En prenant possession de Saint Jean-de-Latran, la cathédrale de son diocèse de Rome, Benoît XVI a prononcé une très importante homélie sur le sens du ministère de Pierre. On devra se référer à ce document, comme à une sorte de charte du pontificat. En effet, le pape y rappelle les caractères fondamentaux de la mission des successeurs de l’apôtre. Tout pourrait se résumer dans l’adresse de Paul aux Corinthiens : Bien qu’il y ait, soit au ciel, soit sur la terre, de prétendus dieux, […] pour nous en tout cas, il n’y a qu’un seul Dieu, le Père […] et un seul Seigneur Jésus-Christ par qui viennent toutes choses et par qui nous allons. Jésus-Christ, hier, aujourd’hui et toujours, telle est la norme dont le successeur de Pierre est le témoin et pour laquelle il a mission de confirmer ses frères. Ce rappel consacre la hiérarchie des charismes dans l’Eglise. En effet, tous les chrétiens sont appelés à proclamer la Seigneurie du Christ, mais ils sont garantis dans leur foi par la succession apostolique.
Il s’agit bien d’une autorité, mais au sens précis de l’Evangile (qui parle d’exousia). C’est le contraire absolu de l’arbitraire, encore moins du pouvoir personnel : le ministère du pape est la garantie de l’obéissance au Christ et à sa Parole. Il ne doit pas proclamer ses propres idées, mais s’engager constamment, lui et l’Eglise, à l’obéissance à la Parole de Dieu, face à toutes les tentatives d’adaptation et de dilution, ou face à tout opportunisme. Cette obéissance confère d’ailleurs une souveraine liberté à celui qui n’a de compte à rendre qu’à Dieu. Même si cela est mal admis aujourd’hui, où règne la règle de l’opinion, la plus équivoque qui soit, parce que la plus manipulable et la plus conformiste, la liberté du successeur de Pierre est une garantie puissante pour la sauvegarde de la dignité des personnes. C’est pourquoi on n’est pas surpris que dans la même homélie Benoît XVI ait réitéré les affirmations de son prédécesseur Jean-Paul II sur l’inviolabilité de l’être humain de la conception jusqu’à la mort naturelle.
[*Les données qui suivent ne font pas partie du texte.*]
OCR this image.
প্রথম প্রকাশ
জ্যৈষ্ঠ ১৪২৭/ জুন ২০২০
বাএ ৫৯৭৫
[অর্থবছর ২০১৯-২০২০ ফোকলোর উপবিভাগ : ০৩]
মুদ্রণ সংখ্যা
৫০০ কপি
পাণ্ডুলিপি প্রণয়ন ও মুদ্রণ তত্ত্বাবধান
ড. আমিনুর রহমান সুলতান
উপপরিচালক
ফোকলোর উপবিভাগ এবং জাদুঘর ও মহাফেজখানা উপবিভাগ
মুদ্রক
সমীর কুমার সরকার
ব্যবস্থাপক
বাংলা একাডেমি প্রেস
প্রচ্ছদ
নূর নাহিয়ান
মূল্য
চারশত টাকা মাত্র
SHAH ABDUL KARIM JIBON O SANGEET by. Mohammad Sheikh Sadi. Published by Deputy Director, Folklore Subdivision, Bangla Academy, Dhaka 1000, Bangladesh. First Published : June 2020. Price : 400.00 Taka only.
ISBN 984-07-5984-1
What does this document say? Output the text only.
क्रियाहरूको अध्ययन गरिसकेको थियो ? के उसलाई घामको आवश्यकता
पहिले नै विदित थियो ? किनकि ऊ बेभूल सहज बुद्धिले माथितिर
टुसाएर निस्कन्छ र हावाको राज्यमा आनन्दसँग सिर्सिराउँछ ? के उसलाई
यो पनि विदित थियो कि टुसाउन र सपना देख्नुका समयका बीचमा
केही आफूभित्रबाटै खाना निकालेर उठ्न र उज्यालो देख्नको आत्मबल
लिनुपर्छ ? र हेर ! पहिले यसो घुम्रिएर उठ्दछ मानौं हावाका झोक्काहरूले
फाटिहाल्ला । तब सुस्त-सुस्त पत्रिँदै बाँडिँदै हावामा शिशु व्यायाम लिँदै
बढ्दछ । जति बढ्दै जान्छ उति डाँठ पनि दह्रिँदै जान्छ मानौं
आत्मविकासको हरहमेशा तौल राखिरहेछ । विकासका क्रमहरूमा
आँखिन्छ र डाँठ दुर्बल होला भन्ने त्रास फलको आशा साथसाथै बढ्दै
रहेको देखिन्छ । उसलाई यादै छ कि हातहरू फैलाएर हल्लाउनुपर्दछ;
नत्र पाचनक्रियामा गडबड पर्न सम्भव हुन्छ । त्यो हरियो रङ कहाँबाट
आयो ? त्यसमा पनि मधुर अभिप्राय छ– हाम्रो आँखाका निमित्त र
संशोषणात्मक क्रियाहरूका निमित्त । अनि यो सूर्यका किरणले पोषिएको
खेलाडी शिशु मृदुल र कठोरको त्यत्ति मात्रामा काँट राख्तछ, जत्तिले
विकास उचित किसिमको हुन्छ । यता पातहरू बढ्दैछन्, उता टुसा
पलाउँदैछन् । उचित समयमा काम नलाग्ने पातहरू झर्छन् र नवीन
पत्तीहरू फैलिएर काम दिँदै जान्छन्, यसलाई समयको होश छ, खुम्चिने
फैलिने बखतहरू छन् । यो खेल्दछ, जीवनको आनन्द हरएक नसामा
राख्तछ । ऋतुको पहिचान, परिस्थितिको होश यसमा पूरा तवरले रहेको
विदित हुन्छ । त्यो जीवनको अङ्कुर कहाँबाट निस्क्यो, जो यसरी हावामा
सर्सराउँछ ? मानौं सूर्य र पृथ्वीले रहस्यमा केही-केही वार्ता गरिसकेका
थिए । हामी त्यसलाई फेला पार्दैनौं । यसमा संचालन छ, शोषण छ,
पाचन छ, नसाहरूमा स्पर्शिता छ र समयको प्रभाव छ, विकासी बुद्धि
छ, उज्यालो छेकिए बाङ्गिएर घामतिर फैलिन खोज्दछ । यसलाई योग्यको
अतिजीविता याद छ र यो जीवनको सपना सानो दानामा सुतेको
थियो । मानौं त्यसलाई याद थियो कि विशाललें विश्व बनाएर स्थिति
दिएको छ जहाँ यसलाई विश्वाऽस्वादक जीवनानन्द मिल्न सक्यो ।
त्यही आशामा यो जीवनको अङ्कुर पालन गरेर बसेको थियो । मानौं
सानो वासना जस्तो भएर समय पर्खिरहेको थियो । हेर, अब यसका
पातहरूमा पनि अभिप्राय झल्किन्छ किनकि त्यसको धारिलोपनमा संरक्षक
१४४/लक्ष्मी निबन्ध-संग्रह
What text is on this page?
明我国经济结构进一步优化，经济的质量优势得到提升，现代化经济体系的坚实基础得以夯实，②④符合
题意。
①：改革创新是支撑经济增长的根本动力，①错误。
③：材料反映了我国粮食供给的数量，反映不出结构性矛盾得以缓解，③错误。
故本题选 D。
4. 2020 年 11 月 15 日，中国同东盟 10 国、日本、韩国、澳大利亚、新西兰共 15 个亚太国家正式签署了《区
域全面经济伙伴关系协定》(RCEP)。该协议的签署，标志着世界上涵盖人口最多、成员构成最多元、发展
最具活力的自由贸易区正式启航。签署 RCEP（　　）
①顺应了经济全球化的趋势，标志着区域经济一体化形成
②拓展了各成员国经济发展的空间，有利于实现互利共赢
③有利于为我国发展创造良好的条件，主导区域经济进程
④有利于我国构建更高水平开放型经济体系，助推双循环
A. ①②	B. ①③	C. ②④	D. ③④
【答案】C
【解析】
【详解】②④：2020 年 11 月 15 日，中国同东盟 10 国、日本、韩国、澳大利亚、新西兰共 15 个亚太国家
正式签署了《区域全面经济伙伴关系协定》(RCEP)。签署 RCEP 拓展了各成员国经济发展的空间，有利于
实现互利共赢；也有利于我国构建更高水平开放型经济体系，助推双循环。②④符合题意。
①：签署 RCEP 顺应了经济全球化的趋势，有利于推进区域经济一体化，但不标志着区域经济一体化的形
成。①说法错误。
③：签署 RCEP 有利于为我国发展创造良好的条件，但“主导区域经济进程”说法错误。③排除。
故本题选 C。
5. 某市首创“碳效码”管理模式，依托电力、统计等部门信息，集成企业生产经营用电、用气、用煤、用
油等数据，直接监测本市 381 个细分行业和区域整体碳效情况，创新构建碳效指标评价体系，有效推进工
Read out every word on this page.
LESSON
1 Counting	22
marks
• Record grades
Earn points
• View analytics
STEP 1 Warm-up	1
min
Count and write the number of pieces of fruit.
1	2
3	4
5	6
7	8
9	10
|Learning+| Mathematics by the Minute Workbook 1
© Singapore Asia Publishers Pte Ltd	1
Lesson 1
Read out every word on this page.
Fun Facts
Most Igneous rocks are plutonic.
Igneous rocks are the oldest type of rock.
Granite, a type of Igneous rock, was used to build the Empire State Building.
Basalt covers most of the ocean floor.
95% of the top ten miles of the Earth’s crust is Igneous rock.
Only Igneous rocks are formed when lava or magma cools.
Au moment où le pape prononçait ces paroles fortes, ses frères de l’épiscopat espagnol intervenaient sur la scène publique de leur pays pour marquer leur désaccord formel avec la loi nouvellement votée à propos du mariage homosexuel et du droit d’adoption dans le cadre d’un couple du même sexe. C’est à une véritable désobéissance civique qu’appellent les évêques espagnols, et on peut supputer que leur initiative provoquera dans le pays de rudes controverses, avec des suites juridiques sans fin. En effet, de nombreux maires d’opposition ont annoncé qu’ils refuseraient d’appliquer cette nouvelle loi. Le gouvernement Zapatero a pris un risque sérieux de division du pays, dans un domaine des plus délicats en ne tenant aucun compte des droits à l’objection de conscience et à la nécessité d’un consensus profond lorsqu’il s’agit de décider dans une matière aussi grave. Le cas espagnol illustre le risque de la liberté évangélique, car la liberté de jugement qui correspond au charisme de Pierre et des apôtres peut conduire au désaccord formel avec le jugement du monde. Mais il n’y a pas de témoignage en faveur de la vérité sans risques. Benoît XVI en est le premier conscient.